Dirjen Kerjasama Industri Internasional Kementerian Perindustrian Agus Tjahajana mengutarakan, tren perdagangan ASEAN menunjukkan penurunan bea masuk malah makin memperbesar defisit neraca perdagangan Indonesia.
Pada 2010, Indonesia tercatat memiliki defisit mencapai US$5,6 miliar. Angka itu meningkat dibanding tahun sebelumnya sebesar US$3,1 miliar. Selama kurun waktu 2007-2010, lanjutnya, terjadi peningkatan defisit untuk kelompok produk industri sejalan dengan penurunan bea masuk.
"Hal ini menunjukkan produk industri Indonesia tidak dapat mengambil keuntungan dari diberlakukannya penurunan tarif impor di negara ASEAN," katanya, Jumat (2/9).
Tarif CEPT, seperti diketahui, merupakan tarif yang berlaku untuk negara anggota ASEAN yang meliputi Indonesia, Brunei Darussalam, Kamboja, Laos, Malaysia, Myanmar, Philipina, Singapura, Thailand, dan Vietnam. Tarif itu diberlakukan sebesar 0%.
Pada 2010, jumlah produk yang masih dikenai tarif bea masuk hanya tersisa 84 produk. Jumlah itu hanya sekitar 1% dari total produk. Jumlah produk yang masuk dikenakan bea masuk sudah jauh berkurang ketimbang kondisi 2009 yang masih sekitar 1.810 produk.
Sama halnya dengan penerapan tarif Multi Favoured Nation (MFN). Dia menyebut, tarif yang berlaku untuk negara yang tidak memiliki perjanjian perdagangan dengan Indonesia itu berdampak besar terhadap angka impor produk industri Indonesia.
Pada 2007, impor produk industri tercatat sebesar US$48 miliar atau 72% dari total impor. Selanjutnya, angka itu meningkat hingga US$92 miliar pada 2008. Impor sempat turun pada 2009 menjadi US$72 miliar sebagai imbas krisis ekonomi global yang terjadi pada akhir 2009. Namun, angka itu melonjak lagi hingga US$101 miliar pada 2010. Pada periode itu rasio produk industri meningkat hingga 75% dibandingkan kondisi 2007.

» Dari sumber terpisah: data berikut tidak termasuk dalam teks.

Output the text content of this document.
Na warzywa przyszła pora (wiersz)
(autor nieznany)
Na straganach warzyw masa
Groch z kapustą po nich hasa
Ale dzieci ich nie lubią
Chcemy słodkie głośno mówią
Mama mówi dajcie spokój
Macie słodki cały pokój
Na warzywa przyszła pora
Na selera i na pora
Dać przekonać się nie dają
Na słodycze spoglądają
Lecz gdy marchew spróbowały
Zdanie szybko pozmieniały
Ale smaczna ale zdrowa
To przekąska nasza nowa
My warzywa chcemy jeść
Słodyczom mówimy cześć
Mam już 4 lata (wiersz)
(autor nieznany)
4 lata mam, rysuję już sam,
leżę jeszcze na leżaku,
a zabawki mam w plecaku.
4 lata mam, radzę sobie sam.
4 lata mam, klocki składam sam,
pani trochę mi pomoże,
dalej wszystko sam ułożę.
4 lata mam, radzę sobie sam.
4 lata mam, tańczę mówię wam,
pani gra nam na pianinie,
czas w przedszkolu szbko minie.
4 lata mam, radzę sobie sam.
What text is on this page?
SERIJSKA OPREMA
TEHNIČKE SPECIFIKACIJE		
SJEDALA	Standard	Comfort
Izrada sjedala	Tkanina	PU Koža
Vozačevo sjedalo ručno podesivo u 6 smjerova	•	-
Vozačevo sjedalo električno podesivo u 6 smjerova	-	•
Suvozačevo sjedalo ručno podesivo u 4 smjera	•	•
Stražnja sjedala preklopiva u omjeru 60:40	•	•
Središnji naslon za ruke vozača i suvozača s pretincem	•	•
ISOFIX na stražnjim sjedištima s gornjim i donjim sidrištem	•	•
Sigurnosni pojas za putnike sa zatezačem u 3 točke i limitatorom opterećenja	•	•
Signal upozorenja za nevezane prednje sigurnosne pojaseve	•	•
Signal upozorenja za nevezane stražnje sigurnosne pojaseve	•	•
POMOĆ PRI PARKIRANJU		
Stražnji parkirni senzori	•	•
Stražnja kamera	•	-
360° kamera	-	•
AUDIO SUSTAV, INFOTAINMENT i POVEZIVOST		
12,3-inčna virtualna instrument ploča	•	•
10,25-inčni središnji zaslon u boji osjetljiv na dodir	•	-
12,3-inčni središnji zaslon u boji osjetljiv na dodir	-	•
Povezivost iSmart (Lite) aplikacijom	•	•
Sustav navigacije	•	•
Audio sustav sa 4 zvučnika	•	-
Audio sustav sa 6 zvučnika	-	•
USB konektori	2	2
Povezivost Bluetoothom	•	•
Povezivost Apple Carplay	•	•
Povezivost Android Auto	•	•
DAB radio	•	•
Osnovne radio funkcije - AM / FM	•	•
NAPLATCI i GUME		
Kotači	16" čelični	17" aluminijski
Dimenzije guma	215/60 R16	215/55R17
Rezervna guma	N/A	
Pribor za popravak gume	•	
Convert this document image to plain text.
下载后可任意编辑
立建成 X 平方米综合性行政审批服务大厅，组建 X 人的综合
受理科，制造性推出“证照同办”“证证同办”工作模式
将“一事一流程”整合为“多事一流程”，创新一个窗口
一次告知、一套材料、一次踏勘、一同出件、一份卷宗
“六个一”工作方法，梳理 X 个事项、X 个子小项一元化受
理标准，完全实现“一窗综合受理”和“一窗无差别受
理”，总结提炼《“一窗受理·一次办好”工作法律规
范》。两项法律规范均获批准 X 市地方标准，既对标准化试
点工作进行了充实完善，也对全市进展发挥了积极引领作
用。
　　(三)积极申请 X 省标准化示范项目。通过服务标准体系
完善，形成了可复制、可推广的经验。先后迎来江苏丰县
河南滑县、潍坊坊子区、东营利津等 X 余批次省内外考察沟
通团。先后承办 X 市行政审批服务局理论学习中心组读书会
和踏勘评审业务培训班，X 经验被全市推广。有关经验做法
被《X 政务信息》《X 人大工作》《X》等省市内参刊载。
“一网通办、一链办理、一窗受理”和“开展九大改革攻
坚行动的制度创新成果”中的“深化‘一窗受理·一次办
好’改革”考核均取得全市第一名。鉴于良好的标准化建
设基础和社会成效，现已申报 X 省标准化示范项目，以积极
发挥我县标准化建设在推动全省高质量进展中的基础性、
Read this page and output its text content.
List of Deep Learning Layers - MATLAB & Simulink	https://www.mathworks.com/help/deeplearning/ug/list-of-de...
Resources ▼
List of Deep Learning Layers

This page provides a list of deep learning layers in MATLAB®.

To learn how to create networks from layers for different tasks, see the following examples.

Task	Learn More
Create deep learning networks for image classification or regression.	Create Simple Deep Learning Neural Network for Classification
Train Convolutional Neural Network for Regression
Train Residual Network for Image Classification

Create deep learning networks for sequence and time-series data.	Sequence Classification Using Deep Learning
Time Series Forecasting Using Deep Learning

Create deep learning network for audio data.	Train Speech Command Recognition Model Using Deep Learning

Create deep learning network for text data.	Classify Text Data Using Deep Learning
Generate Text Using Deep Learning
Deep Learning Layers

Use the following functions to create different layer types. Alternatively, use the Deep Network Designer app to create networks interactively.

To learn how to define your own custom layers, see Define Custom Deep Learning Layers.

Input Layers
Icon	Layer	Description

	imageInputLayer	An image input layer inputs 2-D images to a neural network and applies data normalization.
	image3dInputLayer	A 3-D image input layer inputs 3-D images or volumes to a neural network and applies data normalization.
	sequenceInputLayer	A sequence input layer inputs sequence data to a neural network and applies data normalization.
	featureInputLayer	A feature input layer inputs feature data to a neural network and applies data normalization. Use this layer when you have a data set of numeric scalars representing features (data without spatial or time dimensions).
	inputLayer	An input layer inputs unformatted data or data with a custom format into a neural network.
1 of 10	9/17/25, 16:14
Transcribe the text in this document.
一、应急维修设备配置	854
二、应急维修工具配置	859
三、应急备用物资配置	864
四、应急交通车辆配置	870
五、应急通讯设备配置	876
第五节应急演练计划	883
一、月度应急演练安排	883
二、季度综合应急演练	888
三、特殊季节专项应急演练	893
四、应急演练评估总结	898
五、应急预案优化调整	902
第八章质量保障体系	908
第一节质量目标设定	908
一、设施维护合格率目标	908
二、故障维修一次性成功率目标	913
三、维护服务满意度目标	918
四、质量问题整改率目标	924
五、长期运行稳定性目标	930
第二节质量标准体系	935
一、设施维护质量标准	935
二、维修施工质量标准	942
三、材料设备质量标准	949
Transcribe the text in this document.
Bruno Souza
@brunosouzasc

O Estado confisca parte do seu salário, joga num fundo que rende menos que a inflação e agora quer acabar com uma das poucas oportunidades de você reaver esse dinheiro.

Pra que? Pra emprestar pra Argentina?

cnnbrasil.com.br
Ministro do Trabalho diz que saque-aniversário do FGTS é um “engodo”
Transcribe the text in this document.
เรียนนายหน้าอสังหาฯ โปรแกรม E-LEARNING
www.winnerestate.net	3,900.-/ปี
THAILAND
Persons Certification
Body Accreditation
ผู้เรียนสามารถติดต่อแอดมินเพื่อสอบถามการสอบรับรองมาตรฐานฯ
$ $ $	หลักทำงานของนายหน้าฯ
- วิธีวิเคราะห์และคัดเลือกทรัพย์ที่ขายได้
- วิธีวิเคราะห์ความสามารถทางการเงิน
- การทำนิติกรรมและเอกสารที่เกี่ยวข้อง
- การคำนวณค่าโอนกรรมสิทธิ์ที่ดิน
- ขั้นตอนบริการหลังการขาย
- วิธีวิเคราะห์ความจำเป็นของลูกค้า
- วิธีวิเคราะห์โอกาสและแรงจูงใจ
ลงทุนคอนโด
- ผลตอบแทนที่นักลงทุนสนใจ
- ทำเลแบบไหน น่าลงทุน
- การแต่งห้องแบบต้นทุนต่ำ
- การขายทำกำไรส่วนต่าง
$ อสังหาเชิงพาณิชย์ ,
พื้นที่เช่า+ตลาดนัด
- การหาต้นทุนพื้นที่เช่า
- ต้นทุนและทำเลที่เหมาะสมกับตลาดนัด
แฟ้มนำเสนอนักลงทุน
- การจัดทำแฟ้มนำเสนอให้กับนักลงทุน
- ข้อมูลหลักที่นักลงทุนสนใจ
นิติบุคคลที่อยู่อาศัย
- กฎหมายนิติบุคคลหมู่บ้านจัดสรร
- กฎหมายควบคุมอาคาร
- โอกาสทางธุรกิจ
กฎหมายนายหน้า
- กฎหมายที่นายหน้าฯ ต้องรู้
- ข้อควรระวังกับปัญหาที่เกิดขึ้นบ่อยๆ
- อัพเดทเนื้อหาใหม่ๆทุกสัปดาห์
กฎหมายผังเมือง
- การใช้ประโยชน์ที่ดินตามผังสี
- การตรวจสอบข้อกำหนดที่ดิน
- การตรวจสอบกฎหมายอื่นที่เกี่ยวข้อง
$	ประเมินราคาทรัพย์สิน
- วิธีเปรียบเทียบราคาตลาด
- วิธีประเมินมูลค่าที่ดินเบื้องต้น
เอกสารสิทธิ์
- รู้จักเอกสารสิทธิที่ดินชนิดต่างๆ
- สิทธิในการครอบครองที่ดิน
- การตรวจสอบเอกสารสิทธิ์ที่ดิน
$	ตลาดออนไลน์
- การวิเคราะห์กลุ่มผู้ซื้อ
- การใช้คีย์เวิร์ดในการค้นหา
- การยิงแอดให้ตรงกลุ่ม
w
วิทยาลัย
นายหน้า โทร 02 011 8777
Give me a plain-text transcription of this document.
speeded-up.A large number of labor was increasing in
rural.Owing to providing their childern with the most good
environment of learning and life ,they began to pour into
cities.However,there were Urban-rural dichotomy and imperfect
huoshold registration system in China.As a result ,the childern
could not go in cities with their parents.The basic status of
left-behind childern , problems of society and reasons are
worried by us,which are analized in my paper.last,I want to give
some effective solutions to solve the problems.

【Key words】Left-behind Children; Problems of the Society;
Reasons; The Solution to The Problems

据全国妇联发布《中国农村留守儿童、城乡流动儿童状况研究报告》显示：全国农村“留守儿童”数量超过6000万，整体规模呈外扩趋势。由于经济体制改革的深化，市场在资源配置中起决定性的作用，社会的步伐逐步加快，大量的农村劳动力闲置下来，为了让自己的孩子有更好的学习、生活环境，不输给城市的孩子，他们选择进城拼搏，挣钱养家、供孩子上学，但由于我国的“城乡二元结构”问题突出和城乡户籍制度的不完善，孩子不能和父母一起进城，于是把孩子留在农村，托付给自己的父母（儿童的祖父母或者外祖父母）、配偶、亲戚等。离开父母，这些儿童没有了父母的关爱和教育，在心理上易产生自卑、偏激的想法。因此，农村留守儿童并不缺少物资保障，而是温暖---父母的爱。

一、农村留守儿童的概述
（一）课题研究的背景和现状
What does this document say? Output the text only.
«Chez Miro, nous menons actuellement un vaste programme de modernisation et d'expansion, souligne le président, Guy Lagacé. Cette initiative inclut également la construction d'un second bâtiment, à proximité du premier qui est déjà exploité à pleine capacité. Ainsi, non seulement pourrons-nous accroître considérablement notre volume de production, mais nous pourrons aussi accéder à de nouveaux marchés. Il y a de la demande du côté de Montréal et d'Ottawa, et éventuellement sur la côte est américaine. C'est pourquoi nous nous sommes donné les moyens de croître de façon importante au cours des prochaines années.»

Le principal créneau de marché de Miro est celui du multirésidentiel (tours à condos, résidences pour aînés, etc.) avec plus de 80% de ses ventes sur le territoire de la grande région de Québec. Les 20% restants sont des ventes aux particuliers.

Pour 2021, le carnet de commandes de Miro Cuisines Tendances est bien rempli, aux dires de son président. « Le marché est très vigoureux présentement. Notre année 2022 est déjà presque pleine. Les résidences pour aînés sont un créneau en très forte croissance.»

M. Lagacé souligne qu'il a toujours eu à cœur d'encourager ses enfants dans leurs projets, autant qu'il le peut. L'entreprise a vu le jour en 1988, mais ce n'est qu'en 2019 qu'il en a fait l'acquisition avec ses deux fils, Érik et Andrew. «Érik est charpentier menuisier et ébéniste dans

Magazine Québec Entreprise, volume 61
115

Lantaran adanya program harmonisasi tarif bea masuk pada 2010, kini tersisa 11% dari total produk yang dikenai tarif bea masuk 0% atau lebih rendah dari tahun sebelumnya sekitar 24%. "Jumlah produk yang masih dikenai tarif bea masuk pada 2010 sebanyak 7.816 produk," ujarnya.